Professor Greenfield clerked for Justice David Souter from 1994 to 1995, which was also Justice Ginsburg’s second year on the bench. He recalled the SCOTUS tradition in which the set of clerks for one justice, as a group, takes each of the other justices out to lunch. Justice Ginsburg, a notoriously hard worker, instead invited each set of clerks to her chambers for tea. Her chambers were on the second floor of the court, painted all white, filled with modern art and flowers, and it was bright and airy. “Walking into her chambers was like walking into sunlight,” Greenfield said.

“Ruth Ginsburg was one of the members of the Court who achieved greatness before she became a great justice,” Greenberg said quoting Justice Souter, then added a footnote of his own: “Many of her greatest judicial victories came by way of dissent.”

At another point in the panel discussion, Professor Brodin also remarked on Ginsburg’s powerful dissents, in particular in Ledbetter v. Goodyear Tire & Rubber Co., which eventually led Congress to write the Lilly Ledbetter Fair Pay Act of 2009. The law bolstered worker protections against pay discrimination.

Brodin also shared a personal story about Justice Ginsburg. In the spring of his final year at Columbia Law, he served as a research assistant to then-professor Ginsburg, who would be moving from Rutgers to Columbia the following fall. Brodin was helping her with the textbook she was writing on sex discrimination. Their routine, which he humorously dubbed “pulling a Clark Kent,” was for him to call her from a phone booth in the Columbia law school lobby to discuss assignments.

Professor Bloom viewed as auspicious the date of Justice Ginsburg’s passing, Friday, September 18, which was the start of Rosh HaShanah, the Jewish New Year. It is said in Jewish tradition that one who dies on the start of the new year is a tzadik, a person of great righteousness. He explained that a tzadik isn’t a person who is especially pious or devoted to attending services, but rather someone who fights for justice. “Justice Ginsburg fought for justice her whole life,” Bloom said.

Hong expressed admiration for the diplomacy of Justice Ginsburg, who recognized the importance of being both an ally and an advocate. She had a beautiful way of modeling agreeable disagreement, Hong said, referencing the Justice’s famous friendship with the late Justice Antonin Scalia. Hong also issued one of Justice Ginsburg’s most influential quotes as a commandment to law students: “Fight for the things that you care about, but do it in a way that will lead others to join you.”
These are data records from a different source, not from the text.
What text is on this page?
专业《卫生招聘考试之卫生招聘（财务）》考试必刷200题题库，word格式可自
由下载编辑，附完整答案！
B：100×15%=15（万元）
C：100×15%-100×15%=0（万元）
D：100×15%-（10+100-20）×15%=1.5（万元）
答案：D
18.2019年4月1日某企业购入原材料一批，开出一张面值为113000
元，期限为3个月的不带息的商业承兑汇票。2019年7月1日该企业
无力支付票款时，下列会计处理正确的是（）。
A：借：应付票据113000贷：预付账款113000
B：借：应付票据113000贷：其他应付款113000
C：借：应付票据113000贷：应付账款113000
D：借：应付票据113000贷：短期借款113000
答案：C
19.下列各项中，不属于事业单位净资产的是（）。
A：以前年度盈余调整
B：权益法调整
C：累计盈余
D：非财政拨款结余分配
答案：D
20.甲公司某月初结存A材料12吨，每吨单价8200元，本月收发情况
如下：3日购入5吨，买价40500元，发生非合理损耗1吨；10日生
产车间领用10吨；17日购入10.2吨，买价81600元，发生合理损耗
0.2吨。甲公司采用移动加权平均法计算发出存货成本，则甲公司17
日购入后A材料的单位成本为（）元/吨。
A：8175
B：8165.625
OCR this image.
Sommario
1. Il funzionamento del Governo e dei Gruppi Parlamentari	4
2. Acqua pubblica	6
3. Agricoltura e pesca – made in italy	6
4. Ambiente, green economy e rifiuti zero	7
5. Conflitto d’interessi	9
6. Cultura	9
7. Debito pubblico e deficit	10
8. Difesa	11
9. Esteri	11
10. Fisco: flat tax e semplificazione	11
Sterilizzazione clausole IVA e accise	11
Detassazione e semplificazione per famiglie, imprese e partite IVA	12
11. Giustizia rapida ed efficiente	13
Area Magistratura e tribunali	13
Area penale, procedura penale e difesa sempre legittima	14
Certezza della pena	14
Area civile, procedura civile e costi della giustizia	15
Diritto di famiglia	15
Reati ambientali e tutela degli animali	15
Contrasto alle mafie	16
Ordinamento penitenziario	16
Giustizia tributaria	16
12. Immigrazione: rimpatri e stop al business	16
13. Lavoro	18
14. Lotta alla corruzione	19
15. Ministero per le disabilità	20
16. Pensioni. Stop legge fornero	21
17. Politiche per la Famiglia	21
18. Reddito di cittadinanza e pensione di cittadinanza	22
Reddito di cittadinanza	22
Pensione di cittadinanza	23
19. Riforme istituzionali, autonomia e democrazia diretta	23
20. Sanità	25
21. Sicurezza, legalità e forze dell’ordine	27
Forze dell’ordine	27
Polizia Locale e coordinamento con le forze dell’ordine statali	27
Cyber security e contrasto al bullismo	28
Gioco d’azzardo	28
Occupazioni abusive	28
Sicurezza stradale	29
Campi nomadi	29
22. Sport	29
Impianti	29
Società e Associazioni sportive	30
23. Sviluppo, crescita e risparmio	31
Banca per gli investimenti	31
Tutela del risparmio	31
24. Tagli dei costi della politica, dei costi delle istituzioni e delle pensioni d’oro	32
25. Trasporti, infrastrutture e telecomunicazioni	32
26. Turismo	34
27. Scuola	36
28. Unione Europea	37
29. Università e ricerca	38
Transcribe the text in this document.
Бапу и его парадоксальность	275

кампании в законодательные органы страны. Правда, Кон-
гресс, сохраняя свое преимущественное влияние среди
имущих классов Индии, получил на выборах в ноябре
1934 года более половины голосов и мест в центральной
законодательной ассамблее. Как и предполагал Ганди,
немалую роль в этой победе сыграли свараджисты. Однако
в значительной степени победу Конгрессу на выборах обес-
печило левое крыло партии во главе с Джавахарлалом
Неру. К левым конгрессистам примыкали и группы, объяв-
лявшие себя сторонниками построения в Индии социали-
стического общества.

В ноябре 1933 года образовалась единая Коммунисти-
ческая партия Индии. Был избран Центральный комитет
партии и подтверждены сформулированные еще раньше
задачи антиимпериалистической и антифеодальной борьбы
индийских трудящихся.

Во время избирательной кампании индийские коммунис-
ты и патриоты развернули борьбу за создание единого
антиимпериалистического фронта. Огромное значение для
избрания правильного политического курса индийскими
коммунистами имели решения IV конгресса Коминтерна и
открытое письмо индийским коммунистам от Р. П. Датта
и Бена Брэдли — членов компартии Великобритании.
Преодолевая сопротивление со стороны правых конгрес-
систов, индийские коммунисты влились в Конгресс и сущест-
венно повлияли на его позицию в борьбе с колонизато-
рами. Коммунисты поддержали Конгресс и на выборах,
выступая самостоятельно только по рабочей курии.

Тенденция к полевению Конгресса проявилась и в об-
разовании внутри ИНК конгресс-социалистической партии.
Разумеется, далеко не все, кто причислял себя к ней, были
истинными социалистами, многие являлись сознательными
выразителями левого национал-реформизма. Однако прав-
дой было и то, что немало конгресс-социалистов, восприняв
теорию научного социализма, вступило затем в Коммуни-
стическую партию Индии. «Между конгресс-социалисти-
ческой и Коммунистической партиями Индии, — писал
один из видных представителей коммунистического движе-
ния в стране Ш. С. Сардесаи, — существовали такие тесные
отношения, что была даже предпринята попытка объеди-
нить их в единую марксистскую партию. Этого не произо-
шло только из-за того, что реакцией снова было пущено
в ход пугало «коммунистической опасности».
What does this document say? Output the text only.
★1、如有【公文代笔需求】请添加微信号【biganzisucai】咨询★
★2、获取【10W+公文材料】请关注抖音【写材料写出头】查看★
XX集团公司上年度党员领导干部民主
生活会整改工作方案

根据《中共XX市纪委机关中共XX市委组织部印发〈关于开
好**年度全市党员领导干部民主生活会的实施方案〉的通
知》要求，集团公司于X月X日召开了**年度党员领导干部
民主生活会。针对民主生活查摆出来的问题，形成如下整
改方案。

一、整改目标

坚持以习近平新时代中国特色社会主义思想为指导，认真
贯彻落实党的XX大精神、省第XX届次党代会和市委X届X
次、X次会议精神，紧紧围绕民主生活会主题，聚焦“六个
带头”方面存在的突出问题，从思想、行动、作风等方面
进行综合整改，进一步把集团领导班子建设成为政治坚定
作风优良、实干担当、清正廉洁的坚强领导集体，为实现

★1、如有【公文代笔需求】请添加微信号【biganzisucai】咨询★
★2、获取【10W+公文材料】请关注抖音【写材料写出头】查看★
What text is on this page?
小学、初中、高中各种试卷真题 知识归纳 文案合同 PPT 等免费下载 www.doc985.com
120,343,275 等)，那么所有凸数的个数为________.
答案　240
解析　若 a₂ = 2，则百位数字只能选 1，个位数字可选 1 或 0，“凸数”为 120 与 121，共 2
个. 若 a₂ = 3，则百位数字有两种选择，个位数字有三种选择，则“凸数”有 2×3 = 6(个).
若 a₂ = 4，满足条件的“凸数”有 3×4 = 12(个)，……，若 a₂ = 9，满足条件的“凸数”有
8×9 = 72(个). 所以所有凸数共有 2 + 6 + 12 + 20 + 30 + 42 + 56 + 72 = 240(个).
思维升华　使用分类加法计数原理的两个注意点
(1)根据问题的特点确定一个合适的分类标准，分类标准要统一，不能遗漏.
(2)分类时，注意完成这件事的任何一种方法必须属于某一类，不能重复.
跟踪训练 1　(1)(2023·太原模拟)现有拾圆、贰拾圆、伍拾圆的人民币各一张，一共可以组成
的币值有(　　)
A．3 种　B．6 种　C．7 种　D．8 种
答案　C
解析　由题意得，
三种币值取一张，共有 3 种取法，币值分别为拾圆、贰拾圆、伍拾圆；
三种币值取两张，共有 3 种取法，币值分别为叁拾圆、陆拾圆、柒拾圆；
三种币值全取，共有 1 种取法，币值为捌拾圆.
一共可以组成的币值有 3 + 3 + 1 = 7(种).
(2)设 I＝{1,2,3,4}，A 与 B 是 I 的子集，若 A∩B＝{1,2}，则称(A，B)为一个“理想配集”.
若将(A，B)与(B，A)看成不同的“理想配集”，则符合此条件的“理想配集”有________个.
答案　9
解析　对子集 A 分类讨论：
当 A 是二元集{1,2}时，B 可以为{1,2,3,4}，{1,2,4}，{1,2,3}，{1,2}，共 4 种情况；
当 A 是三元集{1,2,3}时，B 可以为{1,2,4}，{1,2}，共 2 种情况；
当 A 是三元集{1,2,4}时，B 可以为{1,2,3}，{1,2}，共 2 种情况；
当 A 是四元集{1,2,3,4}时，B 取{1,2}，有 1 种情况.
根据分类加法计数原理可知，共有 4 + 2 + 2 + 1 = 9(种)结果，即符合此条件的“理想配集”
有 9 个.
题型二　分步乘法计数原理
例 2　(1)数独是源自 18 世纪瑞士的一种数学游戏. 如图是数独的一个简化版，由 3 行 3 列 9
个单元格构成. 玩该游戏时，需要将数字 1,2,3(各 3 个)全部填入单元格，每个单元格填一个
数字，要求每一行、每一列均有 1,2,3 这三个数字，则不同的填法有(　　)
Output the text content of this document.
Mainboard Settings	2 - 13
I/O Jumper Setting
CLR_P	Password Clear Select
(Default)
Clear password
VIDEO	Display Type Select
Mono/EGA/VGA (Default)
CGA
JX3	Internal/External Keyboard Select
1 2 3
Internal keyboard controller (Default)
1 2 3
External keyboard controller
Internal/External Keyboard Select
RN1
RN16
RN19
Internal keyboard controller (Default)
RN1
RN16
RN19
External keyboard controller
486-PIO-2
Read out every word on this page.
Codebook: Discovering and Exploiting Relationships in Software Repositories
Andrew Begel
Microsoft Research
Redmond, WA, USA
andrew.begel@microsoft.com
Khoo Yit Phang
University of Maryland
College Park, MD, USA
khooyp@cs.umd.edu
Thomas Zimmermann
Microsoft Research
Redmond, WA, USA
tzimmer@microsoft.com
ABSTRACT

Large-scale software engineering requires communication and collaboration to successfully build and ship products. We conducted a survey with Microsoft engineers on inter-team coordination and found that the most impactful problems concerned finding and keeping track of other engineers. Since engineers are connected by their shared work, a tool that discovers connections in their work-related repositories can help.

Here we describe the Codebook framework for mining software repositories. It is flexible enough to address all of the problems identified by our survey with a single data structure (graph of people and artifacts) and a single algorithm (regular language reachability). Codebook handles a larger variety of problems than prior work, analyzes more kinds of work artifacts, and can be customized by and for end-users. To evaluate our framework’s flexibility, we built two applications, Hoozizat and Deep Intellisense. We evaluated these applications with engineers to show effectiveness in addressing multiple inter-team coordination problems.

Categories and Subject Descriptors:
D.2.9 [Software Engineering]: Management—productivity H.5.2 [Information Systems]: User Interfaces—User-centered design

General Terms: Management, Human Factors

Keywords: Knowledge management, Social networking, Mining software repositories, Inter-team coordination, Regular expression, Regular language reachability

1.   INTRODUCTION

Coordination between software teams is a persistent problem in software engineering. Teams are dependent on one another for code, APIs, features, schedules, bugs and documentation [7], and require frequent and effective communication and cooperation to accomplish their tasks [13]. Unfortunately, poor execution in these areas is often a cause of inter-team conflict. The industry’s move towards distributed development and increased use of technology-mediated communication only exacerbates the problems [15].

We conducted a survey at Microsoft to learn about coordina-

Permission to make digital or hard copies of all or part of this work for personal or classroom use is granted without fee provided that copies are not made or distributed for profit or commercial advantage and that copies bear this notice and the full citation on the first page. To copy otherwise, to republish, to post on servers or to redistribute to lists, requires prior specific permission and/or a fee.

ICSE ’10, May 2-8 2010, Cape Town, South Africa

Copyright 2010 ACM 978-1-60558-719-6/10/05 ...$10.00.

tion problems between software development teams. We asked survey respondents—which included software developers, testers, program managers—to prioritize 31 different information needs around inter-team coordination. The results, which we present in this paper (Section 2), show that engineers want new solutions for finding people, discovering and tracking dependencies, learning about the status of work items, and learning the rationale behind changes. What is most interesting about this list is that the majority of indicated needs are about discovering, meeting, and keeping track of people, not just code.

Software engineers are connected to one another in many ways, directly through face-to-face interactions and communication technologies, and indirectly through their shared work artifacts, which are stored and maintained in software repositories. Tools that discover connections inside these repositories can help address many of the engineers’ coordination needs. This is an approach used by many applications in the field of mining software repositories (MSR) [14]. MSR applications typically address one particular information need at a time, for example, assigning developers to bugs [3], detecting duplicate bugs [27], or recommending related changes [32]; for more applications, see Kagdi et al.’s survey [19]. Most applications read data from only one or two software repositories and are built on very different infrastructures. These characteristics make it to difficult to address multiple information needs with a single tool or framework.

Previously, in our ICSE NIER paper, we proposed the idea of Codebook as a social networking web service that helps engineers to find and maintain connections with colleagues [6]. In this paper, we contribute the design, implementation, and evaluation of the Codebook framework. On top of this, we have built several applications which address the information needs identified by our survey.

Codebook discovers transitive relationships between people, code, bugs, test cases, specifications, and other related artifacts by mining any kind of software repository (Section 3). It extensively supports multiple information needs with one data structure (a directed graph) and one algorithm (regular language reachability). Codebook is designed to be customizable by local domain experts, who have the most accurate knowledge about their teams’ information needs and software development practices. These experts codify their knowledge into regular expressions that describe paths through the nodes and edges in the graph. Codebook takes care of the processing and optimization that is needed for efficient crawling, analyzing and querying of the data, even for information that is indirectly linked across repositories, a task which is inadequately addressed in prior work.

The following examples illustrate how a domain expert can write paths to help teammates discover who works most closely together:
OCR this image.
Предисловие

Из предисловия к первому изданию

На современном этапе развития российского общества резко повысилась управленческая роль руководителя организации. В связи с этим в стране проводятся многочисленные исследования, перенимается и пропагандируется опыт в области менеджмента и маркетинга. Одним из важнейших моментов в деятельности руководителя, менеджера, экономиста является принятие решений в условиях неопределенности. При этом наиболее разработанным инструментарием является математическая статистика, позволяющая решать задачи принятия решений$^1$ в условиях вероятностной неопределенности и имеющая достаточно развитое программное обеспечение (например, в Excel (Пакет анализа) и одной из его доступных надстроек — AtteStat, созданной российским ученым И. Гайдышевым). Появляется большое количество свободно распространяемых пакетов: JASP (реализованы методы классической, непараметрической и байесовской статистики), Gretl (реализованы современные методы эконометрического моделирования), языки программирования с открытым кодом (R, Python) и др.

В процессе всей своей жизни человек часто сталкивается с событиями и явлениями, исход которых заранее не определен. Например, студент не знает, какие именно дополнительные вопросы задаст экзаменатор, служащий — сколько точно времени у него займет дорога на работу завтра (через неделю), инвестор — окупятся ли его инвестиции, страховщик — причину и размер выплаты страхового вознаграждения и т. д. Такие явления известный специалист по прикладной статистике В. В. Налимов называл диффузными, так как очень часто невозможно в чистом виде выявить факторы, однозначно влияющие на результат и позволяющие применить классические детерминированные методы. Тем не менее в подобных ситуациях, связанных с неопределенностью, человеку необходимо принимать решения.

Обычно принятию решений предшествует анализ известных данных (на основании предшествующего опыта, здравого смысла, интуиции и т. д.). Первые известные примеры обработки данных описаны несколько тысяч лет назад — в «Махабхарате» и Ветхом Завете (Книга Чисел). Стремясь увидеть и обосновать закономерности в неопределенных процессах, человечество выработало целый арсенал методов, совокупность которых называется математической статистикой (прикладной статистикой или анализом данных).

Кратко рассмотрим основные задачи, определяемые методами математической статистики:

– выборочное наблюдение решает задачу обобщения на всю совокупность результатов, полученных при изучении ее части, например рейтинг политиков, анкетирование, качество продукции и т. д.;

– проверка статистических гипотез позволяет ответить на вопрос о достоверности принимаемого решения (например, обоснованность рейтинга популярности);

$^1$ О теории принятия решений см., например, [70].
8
When Professor Koh worked with the American Society for International Law, Justice Ginsburg was its chair. Smiling, he recalled that she, small and seemingly frail, would sit, quiet and unassuming, then dazzle everyone in conversation with questions that were incredibly sharp and precise.

He encouraged students to take Justice Ginsburg’s life as proof that you can translate your lived experience into your legal practice, philosophy, and principles. After all, Koh said, she experienced hardships in life, being a woman, a Jew, a mother, a cancer survivor, and a wife to a cancer survivor, and all of those experiences shaped her career into what it became.

One of the greatest things Justice Ginsburg did for our country, said Fr. Romano, was to say tirelessly that “everybody needs to be here.” Such was her fight for equal representation and her powerful dissent in Shelby County v. Holder, which gutted the Voting Rights Act.

During the event, some students said that having Justice Ginsburg on the courts for their whole lives was like having a guidepost to model what could be achieved. Another acknowledged that many of her own opportunities in life are the result of the litigation Justice Ginsburg pushed through for women’s rights.